EP027

「ジロ、明日の食事はオーダーしといたから、それ食べててね。」

「えっ?!」

「明日一日、ワタシはメンテに入るから、邪魔しちゃダメよ。」

「そう…。分かった…。」


アリスの不意な言付けに、私に緊張が走った。

前にも何度か同じようなことがあった気がする…。

しかし、私の脳はその記憶を呼び出してはくれない…。

ただ、嫌な感じの事ではなかったが、何か慣れるまでにぎこちなかった思いがあった…。






翌日は、アリスと一度も会話することはなかった。


少し前のように、独り住まいの状態に戻っただけなのに、私はもうそれには慣れていなかった。

難病を克服してから、ずっと一人でやってきたのに、今はそれに少なからず恐怖を覚えてしまう…。


『私はいつの間にこんなに弱くなったのだろう…。』






この日アリスは、人感センサーをカットし、レーザーカーテンを入れたまま、パントリーに籠りきりだった。


この家にはドアのある区切られた部屋は存在しない。

これは、【開放感】と【地震対策】にポイントを置いて、以前の私が設計したと兄妹が言っていた…。


私自身には全く覚えがないのだが…。


過去の私には、繊細な感覚とリスクマーネジメントに対する意識が備わっていたんだ…、としか、今の私には思えない。

まるで他人事だ…。






この家で唯一、仕切られている空間は、パントリーだけ…。


パントリーの入り口には害虫・害獣の侵入を阻むため、レーザーカーテンが設置されている。
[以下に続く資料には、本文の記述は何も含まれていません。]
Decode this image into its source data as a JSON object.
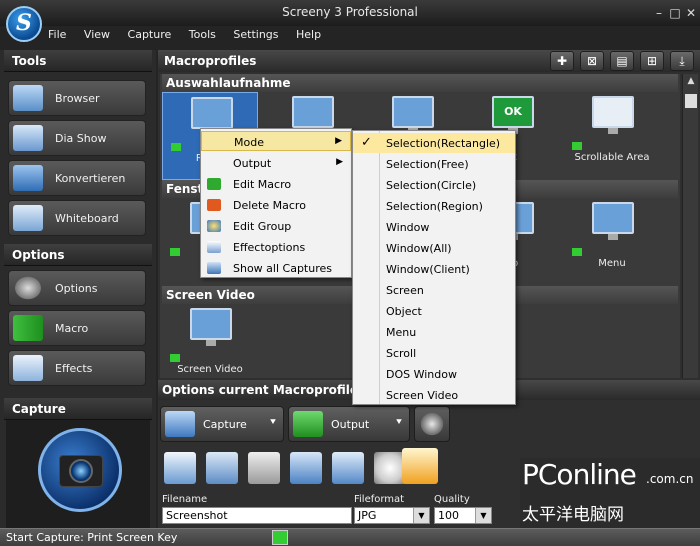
{
  "window": {
    "title": "Screeny 3 Professional",
    "controls": [
      "–",
      "□",
      "✕"
    ],
    "logo_letter": "S"
  },
  "menubar": [
    "File",
    "View",
    "Capture",
    "Tools",
    "Settings",
    "Help"
  ],
  "sidebar": {
    "tools_title": "Tools",
    "tools": [
      "Browser",
      "Dia Show",
      "Konvertieren",
      "Whiteboard"
    ],
    "options_title": "Options",
    "options": [
      "Options",
      "Macro",
      "Effects"
    ],
    "capture_title": "Capture"
  },
  "main": {
    "title": "Macroprofiles",
    "groups": [
      {
        "name": "Auswahlaufnahme",
        "tiles": [
          "Recta",
          "",
          "",
          "ct",
          "Scrollable Area"
        ]
      },
      {
        "name": "Fenste",
        "tiles": [
          "W",
          "",
          "",
          "op",
          "Menu"
        ]
      },
      {
        "name": "Screen Video",
        "tiles": [
          "Screen Video"
        ]
      }
    ],
    "ok_label": "OK",
    "options_title": "Options current Macroprofile",
    "capture_btn": "Capture",
    "output_btn": "Output",
    "filename_label": "Filename",
    "filename_value": "Screenshot",
    "fileformat_label": "Fileformat",
    "fileformat_value": "JPG",
    "quality_label": "Quality",
    "quality_value": "100"
  },
  "context_menu": {
    "items": [
      "Mode",
      "Output",
      "Edit Macro",
      "Delete Macro",
      "Edit Group",
      "Effectoptions",
      "Show all Captures"
    ],
    "highlighted": "Mode"
  },
  "submenu": {
    "checked": "Selection(Rectangle)",
    "check_mark": "✓",
    "items": [
      "Selection(Rectangle)",
      "Selection(Free)",
      "Selection(Circle)",
      "Selection(Region)",
      "Window",
      "Window(All)",
      "Window(Client)",
      "Screen",
      "Object",
      "Menu",
      "Scroll",
      "DOS Window",
      "Screen Video"
    ]
  },
  "status": "Start Capture: Print Screen Key",
  "watermark": {
    "brand": "PConline",
    "domain": ".com.cn",
    "cn": "太平洋电脑网"
  },
  "colors": {
    "selected_tile": "#2e6ab5",
    "menu_highlight": "#f6e7a2"
  }
}
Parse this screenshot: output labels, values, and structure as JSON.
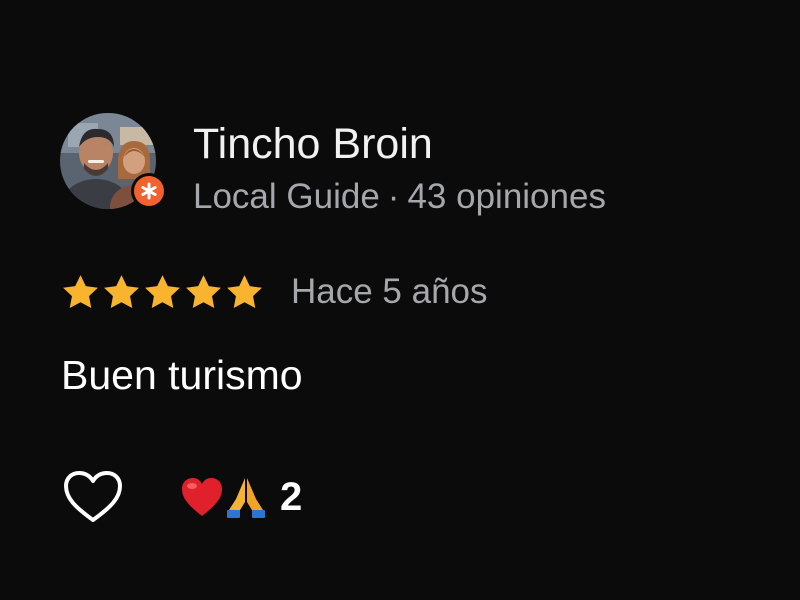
{
  "author": {
    "name": "Tincho Broin",
    "badge": "Local Guide",
    "separator": "·",
    "reviews_count": "43 opiniones",
    "avatar_icon": "user-avatar-photo",
    "badge_icon": "local-guide-star-icon",
    "badge_color": "#f2622e"
  },
  "review": {
    "rating": 5,
    "max_rating": 5,
    "star_color": "#f9b42f",
    "date": "Hace 5 años",
    "text": "Buen turismo"
  },
  "actions": {
    "like_icon": "heart-outline-icon",
    "reactions": [
      "red-heart-emoji",
      "folded-hands-emoji"
    ],
    "reaction_count": "2"
  },
  "colors": {
    "background": "#0b0b0c",
    "primary_text": "#ffffff",
    "secondary_text": "#a6a6ad"
  }
}
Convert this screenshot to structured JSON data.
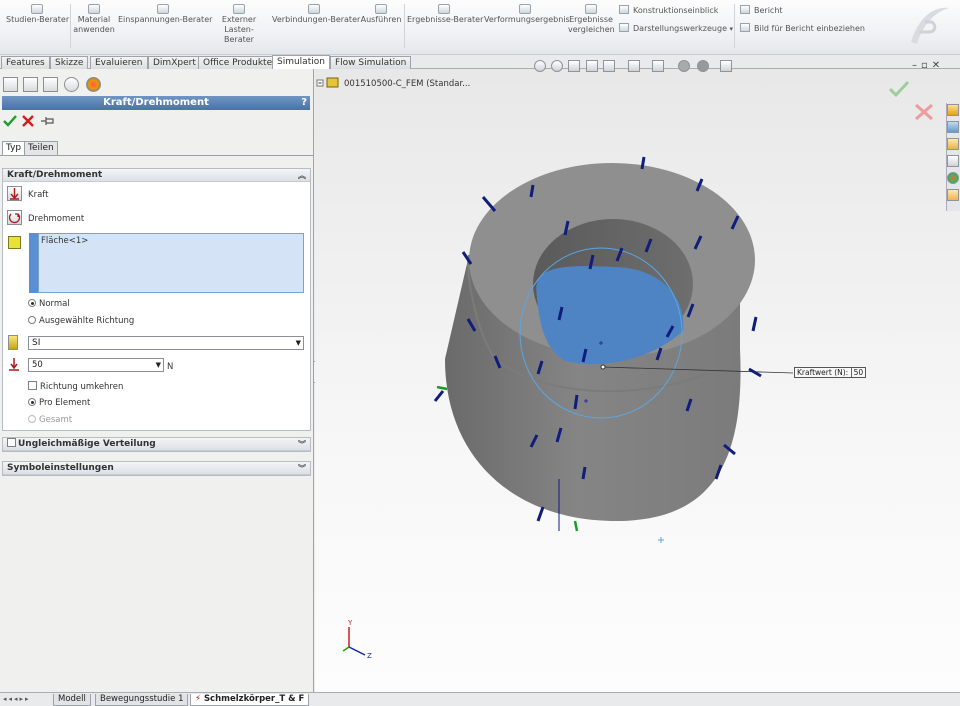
{
  "ribbon": {
    "buttons": [
      {
        "label": "Studien-Berater",
        "icon": "study-advisor-icon"
      },
      {
        "label": "Material anwenden",
        "icon": "material-icon"
      },
      {
        "label": "Einspannungen-Berater",
        "icon": "fixture-icon"
      },
      {
        "label": "Externer Lasten-Berater",
        "icon": "external-load-icon"
      },
      {
        "label": "Verbindungen-Berater",
        "icon": "connections-icon"
      },
      {
        "label": "Ausführen",
        "icon": "run-icon"
      },
      {
        "label": "Ergebnisse-Berater",
        "icon": "results-advisor-icon"
      },
      {
        "label": "Verformungsergebnis",
        "icon": "deformation-icon"
      },
      {
        "label": "Ergebnisse vergleichen",
        "icon": "compare-icon"
      }
    ],
    "small_items": [
      {
        "label": "Konstruktionseinblick",
        "icon": "insight-icon"
      },
      {
        "label": "Darstellungswerkzeuge",
        "icon": "plot-tools-icon"
      },
      {
        "label": "Bericht",
        "icon": "report-icon"
      },
      {
        "label": "Bild für Bericht einbeziehen",
        "icon": "image-report-icon"
      }
    ]
  },
  "tabs": [
    "Features",
    "Skizze",
    "Evaluieren",
    "DimXpert",
    "Office Produkte",
    "Simulation",
    "Flow Simulation"
  ],
  "active_tab": "Simulation",
  "panel": {
    "title": "Kraft/Drehmoment",
    "help": "?",
    "subtabs": [
      "Typ",
      "Teilen"
    ],
    "group1": {
      "header": "Kraft/Drehmoment",
      "force_label": "Kraft",
      "torque_label": "Drehmoment",
      "selection": "Fläche<1>",
      "radio_normal": "Normal",
      "radio_direction": "Ausgewählte Richtung",
      "unit": "SI",
      "value": "50",
      "value_unit": "N",
      "reverse_label": "Richtung umkehren",
      "per_element": "Pro Element",
      "total": "Gesamt"
    },
    "group2": "Ungleichmäßige Verteilung",
    "group3": "Symboleinstellungen"
  },
  "viewport": {
    "tree_label": "001510500-C_FEM  (Standar...",
    "callout_label": "Kraftwert (N):",
    "callout_value": "50",
    "colors": {
      "part": "#8c8c8c",
      "face": "#4f84c4",
      "arrow": "#101d7a"
    }
  },
  "bottom_tabs": [
    "Modell",
    "Bewegungsstudie 1",
    "Schmelzkörper_T & F"
  ],
  "active_bottom_tab": "Schmelzkörper_T & F"
}
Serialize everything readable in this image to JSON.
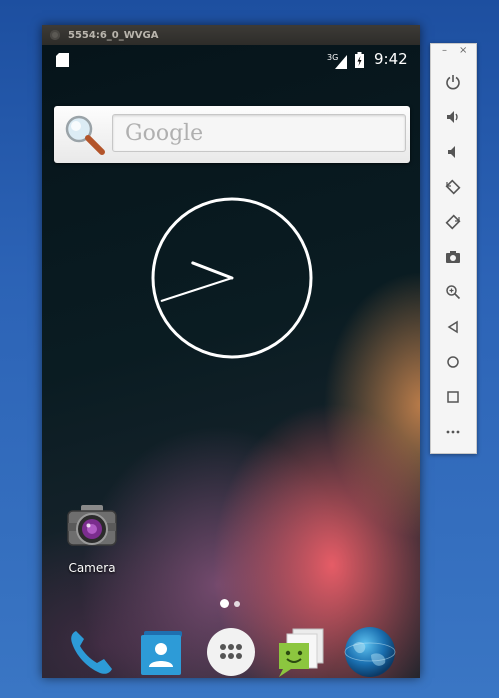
{
  "window": {
    "title": "5554:6_0_WVGA"
  },
  "status_bar": {
    "network": "3G",
    "time": "9:42"
  },
  "search_widget": {
    "placeholder": "Google"
  },
  "home_apps": [
    {
      "label": "Camera",
      "icon": "camera-icon"
    }
  ],
  "dock": [
    {
      "icon": "phone-icon"
    },
    {
      "icon": "contacts-icon"
    },
    {
      "icon": "all-apps-icon"
    },
    {
      "icon": "messaging-icon"
    },
    {
      "icon": "browser-globe-icon"
    }
  ],
  "page_indicator": {
    "pages": 2,
    "current": 1
  },
  "clock_widget": {
    "hours": 9,
    "minutes": 42
  },
  "emulator_toolbar": {
    "buttons": [
      "power-icon",
      "volume-up-icon",
      "volume-down-icon",
      "rotate-left-icon",
      "rotate-right-icon",
      "screenshot-camera-icon",
      "zoom-icon",
      "back-icon",
      "home-icon",
      "overview-icon",
      "more-icon"
    ],
    "window_controls": {
      "minimize": "–",
      "close": "×"
    }
  },
  "colors": {
    "accent_blue": "#2d9bd7",
    "desktop_blue": "#2c63b6"
  }
}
出入口の枠に縦横に張り巡らせた低出力のレーザー光線で害虫・害獣の侵入を阻止する設計となっている。

低出力のレーザー光線なので、人間が触れても害はないが、虫程度なら焼け死にネズミなら怪我を負う。


レーザー光線は、人感センサーによって、オン/オフが行われる。

特に、レーザー照射時は光線をスモークで可視化させており、視覚でもオン/オフが分かるようになっている。

これも以前の私が考えたものらしい…。

今の私からは想像もつかない…。






レーザー照射時はスチームスモークで光線を可視化させているので、パントリーの中は見えない。

アリスはメンテナンス毎に、ここに閉じ籠る。

籠る理由は不明…。

アリスにはアリスの都合があるのだろう…。


いつものメンテナンス作業は長くともせいぜい15分程度…。

一日ががりのメンテナンスは今までに1、2度あったような気がする…。

その度に私はやきもきしたような覚えがある…。











次の日の早朝。


私は気が気でない思いでパントリーへ向かった。

パントリーの出入り口に近づいても、やはり人感センサーは作動しない。

まだ、アリスによってレーザーカーテンのセンサーは切られたままだった。


『かかってるな…。』


メンテナンス中だというだけのことなのに、私はこの場から離れることができなかった。

やきもきした気持ちでこの場に立っていた。

そんな気持ちでどれくらいの時間、この場に立っていたのだろう…。


私にとっては長く重い時間の歩みが、苦痛以外の何ものでもなかった。

1秒が1秒でない感覚…。

何ものかに引っ張られ前に進めないもどかしさ…。

断頭台の上で斬首される瞬間を待っている暗澹たる心持ちような…。


私の中でぐちゃぐちゃな思いが渦を巻いていた。


私の苦悩が限界をむかえようとしたその時、レーザーカーテンの人感センサーが反応し、レーザーが切れた。


そして…、

パントリーの中から、真っ黒な歪な円錐型の物体が床を滑るように出てきたのだ…。